RFR: 8269119: C2: Avoid redundant memory barriers in Unsafe.copyMemory0 intrinsic
Roland Westrelin
roland at openjdk.java.net
Thu Aug 26 11:53:22 UTC 2021
On Wed, 25 Aug 2021 22:17:05 GMT, Vladimir Ivanov <vlivanov at openjdk.org> wrote:
> `Unsafe::copyMemory0` intrinsic unconditionally inserts barriers arounds the call to `unsafe_arraycopy` stub.

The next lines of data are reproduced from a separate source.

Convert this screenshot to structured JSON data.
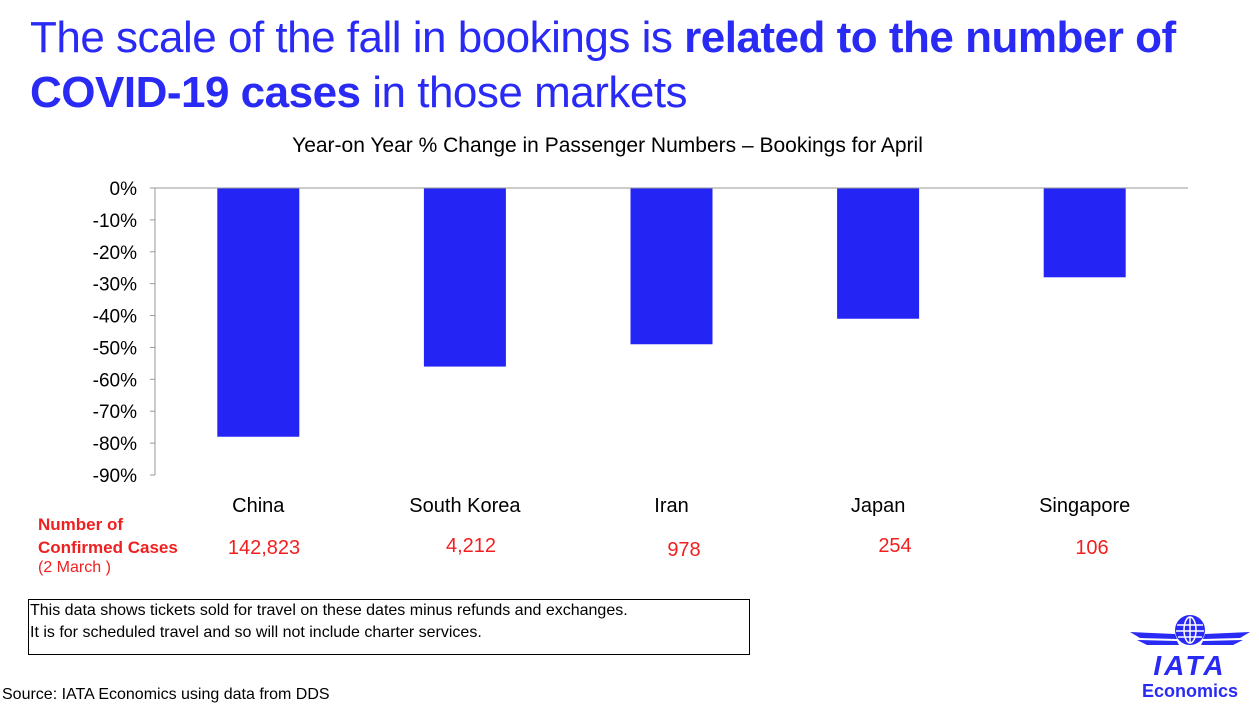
{
  "title": {
    "part1": "The scale of the fall in bookings is ",
    "part2": "related to the number of COVID-19 cases",
    "part3": " in those markets"
  },
  "chart_data": {
    "type": "bar",
    "title": "Year-on Year % Change in Passenger Numbers – Bookings for April",
    "categories": [
      "China",
      "South Korea",
      "Iran",
      "Japan",
      "Singapore"
    ],
    "values": [
      -78,
      -56,
      -49,
      -41,
      -28
    ],
    "ylim": [
      -90,
      0
    ],
    "yticks": [
      "0%",
      "-10%",
      "-20%",
      "-30%",
      "-40%",
      "-50%",
      "-60%",
      "-70%",
      "-80%",
      "-90%"
    ],
    "xlabel": "",
    "ylabel": "",
    "bar_color": "#2424f5"
  },
  "cases": {
    "label_line1": "Number of",
    "label_line2": "Confirmed Cases",
    "date": "(2 March )",
    "values": [
      "142,823",
      "4,212",
      "978",
      "254",
      "106"
    ]
  },
  "note": {
    "line1": "This data shows tickets sold for travel on these dates minus refunds and exchanges.",
    "line2": "It is for scheduled travel and so will not include charter services."
  },
  "source": "Source: IATA Economics using data from DDS",
  "logo": {
    "name": "IATA",
    "sub": "Economics"
  }
}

> It is a conservative approach and barriers can be avoided in most common cases (similar to what is done for scalar unsafe accesses).
>
> `Unsafe::copyMemory()` performs argument validation which limits inputs either
> to off-heap location (null + absolute address) or primitive on-heap array.
>
> The only cases when barriers are still needed are:
> * mixed accesses (`Object+offset`);
> * mismatched access due to lack of type info on base oop (`Object:NotNull+offset`).
>
> Testing: hs-tier1 - hs-tier6
Why do we need membars at all? Isn't it sufficient if the runtime call to the stub consumes all memory as input and produces an entire new memory state as output that is (wide_in true and wide_out true in GraphKit::make_runtime_call()? Doesn't that guarantee no write can float below the call and no read can float above the call?